Another way of putting it is that no-one really knows. It may end up in a downward spiral of higher fees, hence fewer transactions, hence lower mining income, hence fewer miners, hence network less secure, hence less trust in the currency, hence less demand for Bitcoins, hence lower real-world value. One reason I think Nxt is important is that I think Bitcoin may (slowly) die in this way. Not "will", but it's a high enough risk to be worth hedging against.
The question is: How high will the transaction rate have to be to incentivise enough miners to keep the network secure?
Or: How low can the difficulty fall for the network to be considered secure?
It won't be a problem because the number of minors won't change suddenly. While a drop of 50% in the block reward seems like a lot, it really isn't, because it's the some order of magnitude. It would be a big drop if it happened without warning, but minors plan their purchases will in advance.
It won't be a problem for the miners because they can drop out in good time. However, that doesn't answer the question.
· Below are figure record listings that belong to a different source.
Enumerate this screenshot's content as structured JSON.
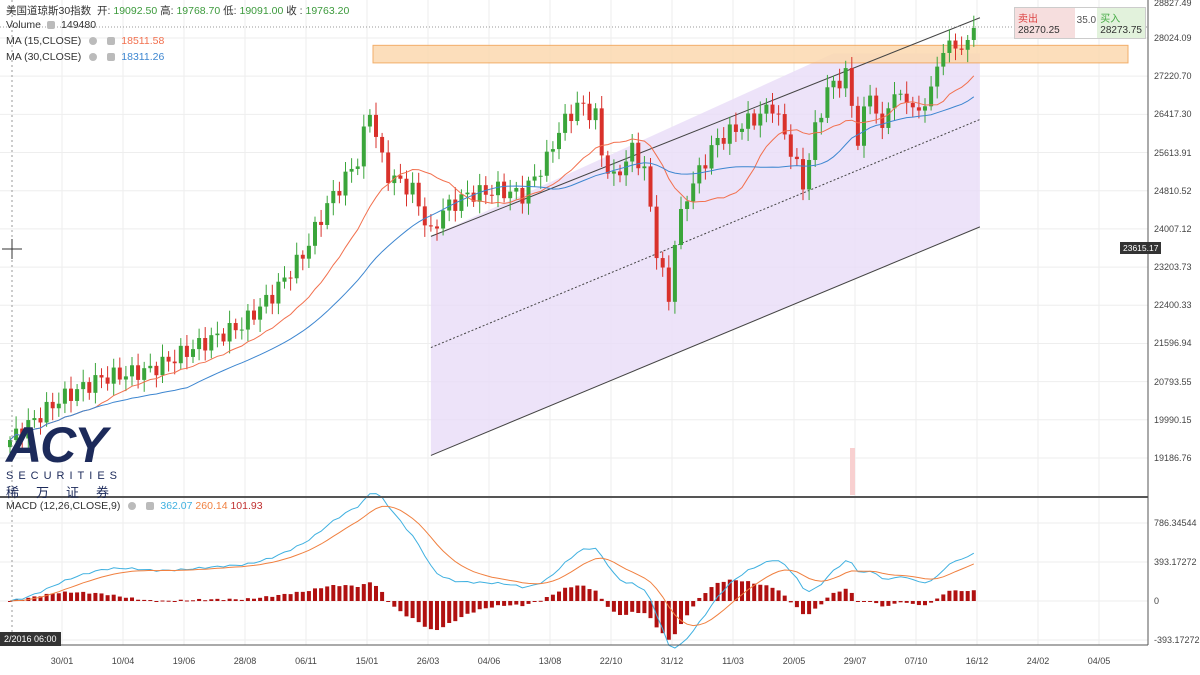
{
  "header": {
    "symbol": "美国道琼斯30指数",
    "open_label": "开:",
    "open": "19092.50",
    "high_label": "高:",
    "high": "19768.70",
    "low_label": "低:",
    "low": "19091.00",
    "close_label": "收 :",
    "close": "19763.20",
    "volume_label": "Volume",
    "volume": "149480",
    "ma15_label": "MA (15,CLOSE)",
    "ma15": "18511.58",
    "ma30_label": "MA (30,CLOSE)",
    "ma30": "18311.26",
    "macd_label": "MACD (12,26,CLOSE,9)",
    "macd": "362.07",
    "signal": "260.14",
    "hist": "101.93"
  },
  "trade": {
    "sell_label": "卖出",
    "sell": "28270.25",
    "spread": "35.0",
    "buy_label": "买入",
    "buy": "28273.75"
  },
  "logo": {
    "name": "ACY",
    "sub": "SECURITIES",
    "cn": "稀万证券"
  },
  "crosshair": {
    "price": "23615.17",
    "date": "2/2016  06:00"
  },
  "colors": {
    "up": "#3aa53a",
    "down": "#d9312b",
    "ma15": "#f2704e",
    "ma30": "#3d86d0",
    "macd": "#3fb0e0",
    "signal": "#f08040",
    "hist": "#b01010",
    "channel": "#e9dcf8",
    "band": "#fcd9b0"
  },
  "chart_data": {
    "type": "candlestick",
    "title": "美国道琼斯30指数",
    "x_tick_labels": [
      "30/01",
      "10/04",
      "19/06",
      "28/08",
      "06/11",
      "15/01",
      "26/03",
      "04/06",
      "13/08",
      "22/10",
      "31/12",
      "11/03",
      "20/05",
      "29/07",
      "07/10",
      "16/12",
      "24/02",
      "04/05"
    ],
    "y_tick_labels": [
      "28827.49",
      "28024.09",
      "27220.70",
      "26417.30",
      "25613.91",
      "24810.52",
      "24007.12",
      "23203.73",
      "22400.33",
      "21596.94",
      "20793.55",
      "19990.15",
      "19186.76"
    ],
    "macd_tick_labels": [
      "786.34544",
      "393.17272",
      "0",
      "-393.17272"
    ],
    "ylim": [
      18700,
      28900
    ],
    "close_keypoints_week_price": [
      [
        0,
        19565
      ],
      [
        8,
        20407
      ],
      [
        15,
        20870
      ],
      [
        23,
        21038
      ],
      [
        31,
        21564
      ],
      [
        38,
        21985
      ],
      [
        43,
        22616
      ],
      [
        48,
        23458
      ],
      [
        52,
        24510
      ],
      [
        57,
        25457
      ],
      [
        59,
        26509
      ],
      [
        61,
        25457
      ],
      [
        62,
        25141
      ],
      [
        66,
        24826
      ],
      [
        69,
        23879
      ],
      [
        71,
        24405
      ],
      [
        75,
        24720
      ],
      [
        80,
        24826
      ],
      [
        84,
        24720
      ],
      [
        88,
        25457
      ],
      [
        90,
        26088
      ],
      [
        93,
        26614
      ],
      [
        96,
        26404
      ],
      [
        97,
        25562
      ],
      [
        99,
        25036
      ],
      [
        102,
        25667
      ],
      [
        104,
        25246
      ],
      [
        106,
        23564
      ],
      [
        108,
        22511
      ],
      [
        109,
        23774
      ],
      [
        111,
        24720
      ],
      [
        114,
        25457
      ],
      [
        116,
        25878
      ],
      [
        120,
        26193
      ],
      [
        123,
        26404
      ],
      [
        125,
        26614
      ],
      [
        128,
        25667
      ],
      [
        130,
        24931
      ],
      [
        132,
        26088
      ],
      [
        134,
        26930
      ],
      [
        137,
        27246
      ],
      [
        138,
        26614
      ],
      [
        139,
        25878
      ],
      [
        141,
        26930
      ],
      [
        143,
        25983
      ],
      [
        144,
        26720
      ],
      [
        147,
        26825
      ],
      [
        148,
        26404
      ],
      [
        151,
        26825
      ],
      [
        152,
        27561
      ],
      [
        155,
        27982
      ],
      [
        156,
        27666
      ],
      [
        158,
        28234
      ]
    ],
    "indicators": [
      "MA 15",
      "MA 30",
      "MACD 12,26,9"
    ],
    "channel": {
      "upper": [
        [
          69,
          23850
        ],
        [
          159,
          28450
        ]
      ],
      "middle": [
        [
          69,
          21510
        ],
        [
          159,
          26310
        ]
      ],
      "lower": [
        [
          69,
          19240
        ],
        [
          159,
          24050
        ]
      ]
    },
    "resistance_band": [
      27500,
      27870
    ]
  }
}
As the miners stop investing, the network becomes less secure.
The security of the network against an outside attack is roughly what it would cost to mount such an attack, which is roughly what it would cost to acquire 51% of the hashing power, which for reasons of economics is directly proportional to the real-world value that miners get paid for mining one block. So if the block reward halves, and Bitcoin value, transaction volume and fee-per-transaction stay the same, then the security of the network halves. So it's really a question of how low can it get before it matters.
That's a matter of opinion, and your threat model. Some say the network is already vulnerable. Some say Bitcoin it is actually over-secured now.
Personally I am in the former group. An attack might cost someone like a bank $100m. HSBC got fined $1.9bn for money laundering. UBS got fined $1.5bn for rigging Libor. If those guys felt seriously threatened by Bitcoin, $100m is easily affordable to them. Since a lot of ASICs are made in China, the Chinese government could probably do it with a phone call. A terrorist might manage it by kidnapping the ASIC manufacturer's daughter. Not to mention we've already seen hash pools hovering around 51%, that we're basically just trusting not to mount an attack. Many people in the Bitcoin community are complacent, in my view.